Müslüman Kardeşler’den yorumsuz
MISIRLI İslam profesörü “Cin yoktur, bu hurafedir” dediği için hakkında ölüm fermanı çıkarılıyor. Adam canını Mısır’dan kaçarak kurtarıyor.
Bir yıldır Mısır’da iktidarda bulunan Müslüman Kardeşler ideologları fetva veriyor. İşte bazıları:
- Müslüman olmayan kadınla evlenmek caiz değildir.
- Dindarlarla laikler aynı toplumda birlikte yaşayamaz.
- İnsanlar büyük bir genelevde yaşıyor, moda ve güzellik yarışmalarına, barlara, filmlere bakın yeter.
Demokratik seçimle iktidara gelmiş bir cumhurbaşkanının dayandığı en büyük güç Müslüman Kardeşler’in ideologları demokrasiyi de yorumluyor:
- Demokrasi Tanrı nizamını gasp etmektir.

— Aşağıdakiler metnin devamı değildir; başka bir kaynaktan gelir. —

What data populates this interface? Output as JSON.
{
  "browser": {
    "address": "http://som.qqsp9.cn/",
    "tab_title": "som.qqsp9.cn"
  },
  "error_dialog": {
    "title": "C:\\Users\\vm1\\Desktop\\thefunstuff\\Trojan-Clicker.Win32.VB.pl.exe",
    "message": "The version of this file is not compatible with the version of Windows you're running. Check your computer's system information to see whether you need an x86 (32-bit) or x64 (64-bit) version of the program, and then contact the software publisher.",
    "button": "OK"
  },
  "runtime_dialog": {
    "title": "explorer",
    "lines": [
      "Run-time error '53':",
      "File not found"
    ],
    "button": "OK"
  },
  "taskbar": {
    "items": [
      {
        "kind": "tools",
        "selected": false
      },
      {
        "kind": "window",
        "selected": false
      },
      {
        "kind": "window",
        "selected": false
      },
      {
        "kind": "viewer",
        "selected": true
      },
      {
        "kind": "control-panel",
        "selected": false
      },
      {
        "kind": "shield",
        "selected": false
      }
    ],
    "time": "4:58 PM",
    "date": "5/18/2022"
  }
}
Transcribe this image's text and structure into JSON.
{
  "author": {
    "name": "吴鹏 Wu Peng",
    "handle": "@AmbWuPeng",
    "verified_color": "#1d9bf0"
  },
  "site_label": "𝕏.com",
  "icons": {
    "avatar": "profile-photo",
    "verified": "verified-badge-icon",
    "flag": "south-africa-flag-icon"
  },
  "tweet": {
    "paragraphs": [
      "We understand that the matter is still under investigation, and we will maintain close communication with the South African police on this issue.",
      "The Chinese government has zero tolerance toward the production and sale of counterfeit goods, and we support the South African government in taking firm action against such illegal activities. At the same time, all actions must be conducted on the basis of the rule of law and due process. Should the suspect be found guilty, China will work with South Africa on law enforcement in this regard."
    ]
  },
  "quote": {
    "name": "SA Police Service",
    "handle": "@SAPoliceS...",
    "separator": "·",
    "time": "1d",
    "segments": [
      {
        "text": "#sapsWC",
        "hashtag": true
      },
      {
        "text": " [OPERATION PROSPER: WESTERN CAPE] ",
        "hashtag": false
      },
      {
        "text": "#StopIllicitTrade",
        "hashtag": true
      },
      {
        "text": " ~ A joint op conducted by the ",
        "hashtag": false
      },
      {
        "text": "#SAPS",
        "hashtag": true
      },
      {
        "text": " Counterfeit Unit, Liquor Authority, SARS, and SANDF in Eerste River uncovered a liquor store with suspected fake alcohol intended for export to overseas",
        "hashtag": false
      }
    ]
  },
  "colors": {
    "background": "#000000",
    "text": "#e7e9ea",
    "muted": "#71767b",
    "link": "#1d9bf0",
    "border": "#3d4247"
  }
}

Müslüman Kardeşler Gezi Parkı’nda
GEZİ Parkı eylemleriyle herkes ilgili. Onların deyimiyle, “bu fani âlemde”, Gezi Parkı’na ilişkin Müslüman Kardeşler’in de yorumu var. Kardeşler’in siyasal kanadı Özgürlük ve Adalet Partisi Genel Sekreteri döktürüyor:
“Gezi Parkı’nda eylem yapanlar yabancı çıkarlarına hizmet eden gruplardır. AK Parti’nin halkın refahı yolunda attığı benzersiz ilerlemeye rağmen, bu gruplar İslami olan her şeye savaş açmışlardır”.
Gezi Parkı’na gösterdikleri bu muhteşem ilgi karşısında, tatili yarıda kesip Dolmabahçe’de acele “Mısır zirvesi” toplamak, bu ilgiye karşılık verilen nezaketten başka bir şey değil.